BRUSSELS — Is Sony's new PlayStation2 a video game player or a computer? It's more than just a marketing question: The answer is costing the Japanese electronics maker millions in import taxes.

The hot new consoles hit shelves across Europe on Friday, after setting off a scramble among early Christmas shoppers in the United States last month.

Equipped with a 128-bit microprocessor, a DVD player and the ability to connect to the Internet, Sony believes the new units have evolved enough from the first PlayStations to qualify as a computer.

But the customs office in Britain, where Sony Computer Entertainment Europe is based, rejected that argument and put the PlayStation2 in the same video game category as the originals.

That means each unit is subject to a duty of 2.2%, or about $9, when imported for sale in the European Union. Products classified as digital processing units, or computers, don't carry an import tax.

Sony spokeswoman Liz Ashford said Wednesday that the company is appealing the decision in London by asking for a departmental review. If that fails, the company may file suit.

EU spokesman Jonathan Todd said the EU established rules for "computers used basically for games" this year when confronted with Sony rival Sega's similarly souped-up Dreamcast console.

The PlayStation2 decision "is in line with the commission's classification rules," he said, adding that Sony is free to challenge the ruling in court.

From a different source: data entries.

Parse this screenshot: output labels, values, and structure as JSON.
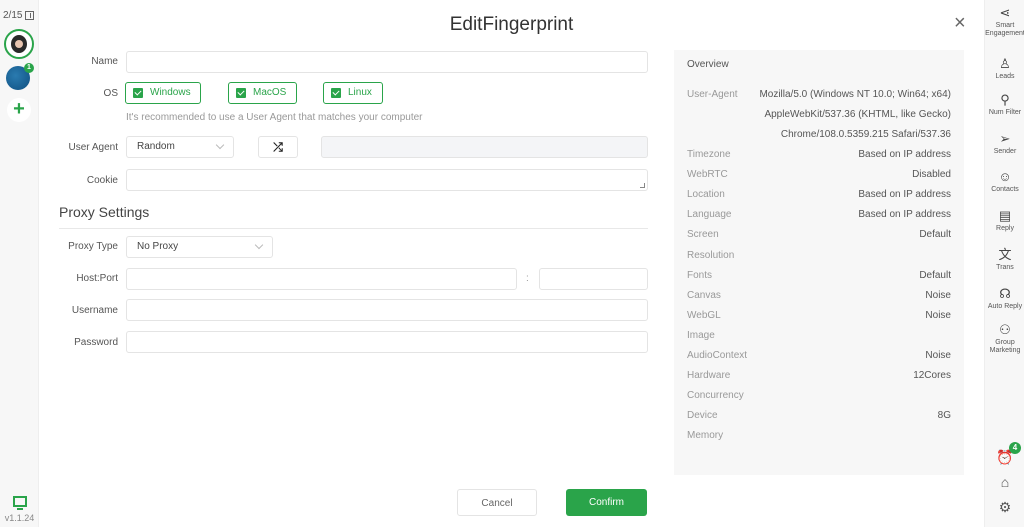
{
  "left_bar": {
    "account_count": "2/15",
    "version": "v1.1.24",
    "avatar2_badge": "1",
    "add_label": "+"
  },
  "dialog": {
    "title": "EditFingerprint",
    "close_icon": "×",
    "name": {
      "label": "Name",
      "value": ""
    },
    "os": {
      "label": "OS",
      "options": [
        {
          "label": "Windows",
          "checked": true
        },
        {
          "label": "MacOS",
          "checked": true
        },
        {
          "label": "Linux",
          "checked": true
        }
      ],
      "hint": "It's recommended to use a User Agent that matches your computer"
    },
    "user_agent": {
      "label": "User Agent",
      "selected": "Random",
      "shuffle_icon": "⤮",
      "value": ""
    },
    "cookie": {
      "label": "Cookie",
      "value": ""
    },
    "proxy": {
      "section_title": "Proxy Settings",
      "type_label": "Proxy Type",
      "type_selected": "No Proxy",
      "host_label": "Host:Port",
      "host_value": "",
      "colon": ":",
      "port_value": "",
      "username_label": "Username",
      "username_value": "",
      "password_label": "Password",
      "password_value": ""
    },
    "overview": {
      "title": "Overview",
      "user_agent_label": "User-Agent",
      "user_agent_lines": [
        "Mozilla/5.0 (Windows NT 10.0; Win64; x64)",
        "AppleWebKit/537.36 (KHTML, like Gecko)",
        "Chrome/108.0.5359.215 Safari/537.36"
      ],
      "rows": [
        {
          "key": "Timezone",
          "value": "Based on IP address"
        },
        {
          "key": "WebRTC",
          "value": "Disabled"
        },
        {
          "key": "Location",
          "value": "Based on IP address"
        },
        {
          "key": "Language",
          "value": "Based on IP address"
        },
        {
          "key": "Screen",
          "value": "Default"
        },
        {
          "key": "Resolution",
          "value": ""
        },
        {
          "key": "Fonts",
          "value": "Default"
        },
        {
          "key": "Canvas",
          "value": "Noise"
        },
        {
          "key": "WebGL",
          "value": "Noise"
        },
        {
          "key": "Image",
          "value": ""
        },
        {
          "key": "AudioContext",
          "value": "Noise"
        },
        {
          "key": "Hardware",
          "value": "12Cores"
        },
        {
          "key": "Concurrency",
          "value": ""
        },
        {
          "key": "Device",
          "value": "8G"
        },
        {
          "key": "Memory",
          "value": ""
        }
      ]
    },
    "cancel_label": "Cancel",
    "confirm_label": "Confirm"
  },
  "right_bar": {
    "items": [
      {
        "label": "Smart Engagement",
        "icon": "share-icon",
        "glyph": "⋖"
      },
      {
        "label": "Leads",
        "icon": "leads-icon",
        "glyph": "♙"
      },
      {
        "label": "Num Filter",
        "icon": "num-filter-icon",
        "glyph": "⚲"
      },
      {
        "label": "Sender",
        "icon": "send-icon",
        "glyph": "➢"
      },
      {
        "label": "Contacts",
        "icon": "contacts-icon",
        "glyph": "☺"
      },
      {
        "label": "Reply",
        "icon": "reply-icon",
        "glyph": "▤"
      },
      {
        "label": "Trans",
        "icon": "translate-icon",
        "glyph": "文"
      },
      {
        "label": "Auto Reply",
        "icon": "headset-icon",
        "glyph": "☊"
      },
      {
        "label": "Group Marketing",
        "icon": "group-icon",
        "glyph": "⚇"
      }
    ],
    "alarm_badge": "4",
    "alarm_glyph": "⏰",
    "store_glyph": "⌂",
    "settings_glyph": "⚙"
  },
  "colors": {
    "accent": "#2aa44a"
  }
}
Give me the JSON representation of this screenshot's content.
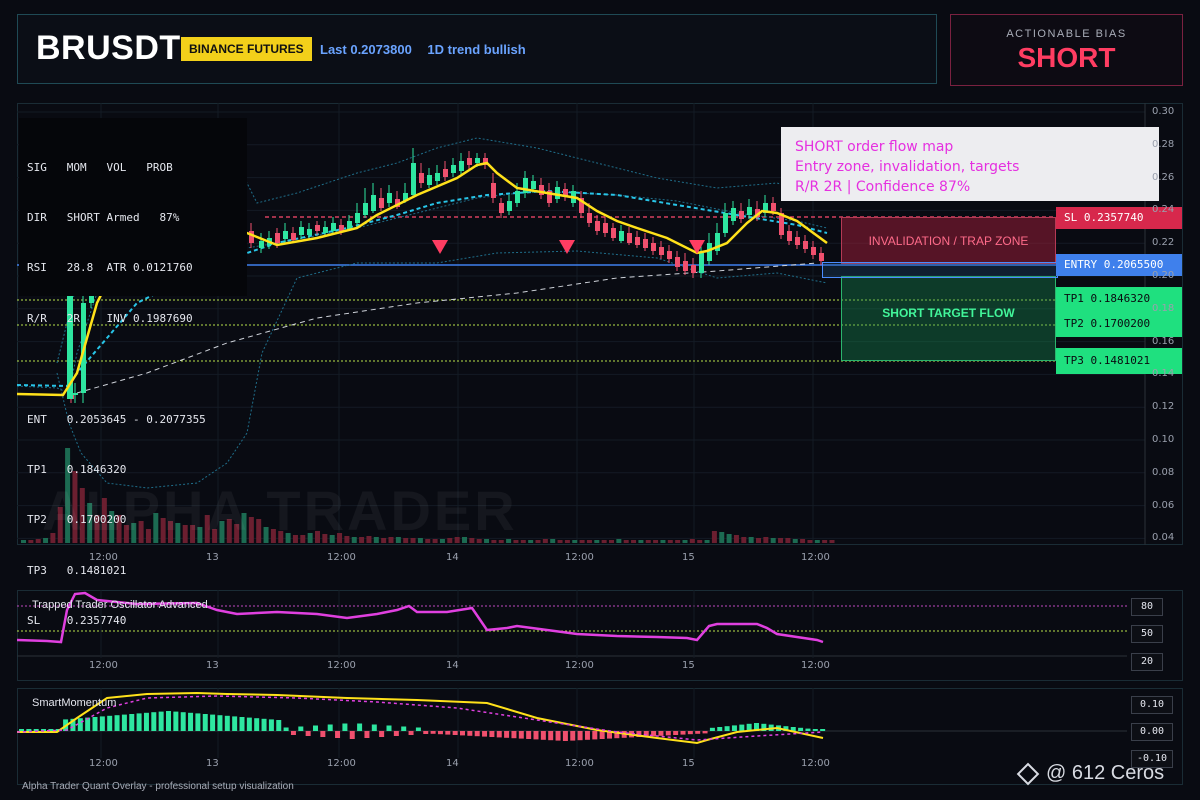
{
  "header": {
    "symbol": "BRUSDT",
    "exchange_badge": "BINANCE FUTURES",
    "last_price": "Last 0.2073800",
    "trend": "1D trend bullish"
  },
  "bias": {
    "label": "ACTIONABLE BIAS",
    "value": "SHORT",
    "color": "#ff3d62"
  },
  "info_box": {
    "rows": [
      "SIG   MOM   VOL   PROB",
      "DIR   SHORT Armed   87%",
      "RSI   28.8  ATR 0.0121760",
      "R/R   2R    INV 0.1987690",
      "",
      "ENT   0.2053645 - 0.2077355",
      "TP1   0.1846320",
      "TP2   0.1700200",
      "TP3   0.1481021",
      "SL    0.2357740"
    ]
  },
  "note": {
    "line1": "SHORT order flow map",
    "line2": "Entry zone, invalidation, targets",
    "line3": "R/R 2R | Confidence 87%"
  },
  "zones": {
    "invalidation": "INVALIDATION / TRAP ZONE",
    "target": "SHORT TARGET FLOW"
  },
  "tags": {
    "sl": "SL 0.2357740",
    "entry": "ENTRY 0.2065500",
    "tp1": "TP1 0.1846320",
    "tp2": "TP2 0.1700200",
    "tp3": "TP3 0.1481021"
  },
  "watermark": "ALPHA TRADER",
  "x_labels": [
    "12:00",
    "13",
    "12:00",
    "14",
    "12:00",
    "15",
    "12:00"
  ],
  "main_yaxis": [
    "0.30",
    "0.28",
    "0.26",
    "0.24",
    "0.22",
    "0.20",
    "0.18",
    "0.16",
    "0.14",
    "0.12",
    "0.10",
    "0.08",
    "0.06",
    "0.04"
  ],
  "oscillator": {
    "title": "Trapped Trader Oscillator Advanced",
    "levels": [
      "80",
      "50",
      "20"
    ],
    "color": "#e040e0"
  },
  "momentum": {
    "title": "SmartMomentum",
    "levels": [
      "0.10",
      "0.00",
      "-0.10"
    ]
  },
  "footer": "Alpha Trader Quant Overlay - professional setup visualization",
  "brand": "@ 612 Ceros",
  "colors": {
    "bull": "#2ee6a0",
    "bear": "#f0506e",
    "ema": "#ffe11a",
    "sl_line": "#ff4a6e",
    "entry_line": "#3f80ec",
    "tp_line": "#b8e04a"
  }
}
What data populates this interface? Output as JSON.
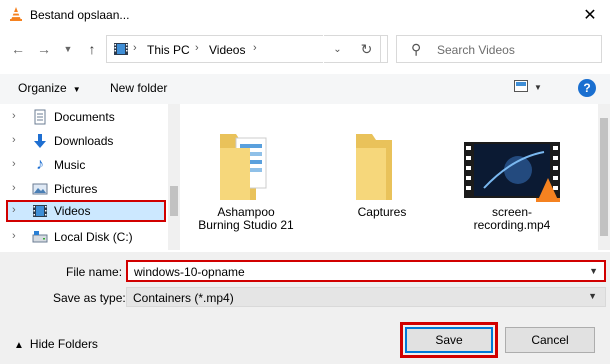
{
  "window": {
    "title": "Bestand opslaan..."
  },
  "address_bar": {
    "path": [
      "This PC",
      "Videos"
    ]
  },
  "search": {
    "placeholder": "Search Videos"
  },
  "toolbar": {
    "organize_label": "Organize",
    "new_folder_label": "New folder"
  },
  "sidebar": {
    "items": [
      {
        "label": "Documents",
        "icon": "documents-icon"
      },
      {
        "label": "Downloads",
        "icon": "downloads-icon"
      },
      {
        "label": "Music",
        "icon": "music-icon"
      },
      {
        "label": "Pictures",
        "icon": "pictures-icon"
      },
      {
        "label": "Videos",
        "icon": "videos-icon",
        "selected": true
      },
      {
        "label": "Local Disk (C:)",
        "icon": "local-disk-icon"
      }
    ]
  },
  "files": [
    {
      "name": "Ashampoo Burning Studio 21",
      "type": "folder-with-document"
    },
    {
      "name": "Captures",
      "type": "folder"
    },
    {
      "name": "screen-recording.mp4",
      "type": "video"
    }
  ],
  "form": {
    "file_name_label": "File name:",
    "file_name_value": "windows-10-opname",
    "save_as_type_label": "Save as type:",
    "save_as_type_value": "Containers (*.mp4)"
  },
  "footer": {
    "hide_folders_label": "Hide Folders",
    "save_label": "Save",
    "cancel_label": "Cancel"
  },
  "colors": {
    "highlight_red": "#d10000",
    "selection_blue": "#cce8ff",
    "accent_blue": "#0078d7"
  }
}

In the meantime, Ashford said, Sony is absorbing the cost of the tariffs rather than passing it on to European consumers, who already pay a hefty premium over U.S. gamers.

The same PlayStation2 that retails for $299 in the United States is priced at $425 in Britain, $385 in France and $375 in Germany.

Sony is still facing supply shortages that made PlayStation2 scarce at its U.S. debut, but Ashford said the company has not changed its forecast of selling 3 million units in Europe by the end of the company's fiscal year in March.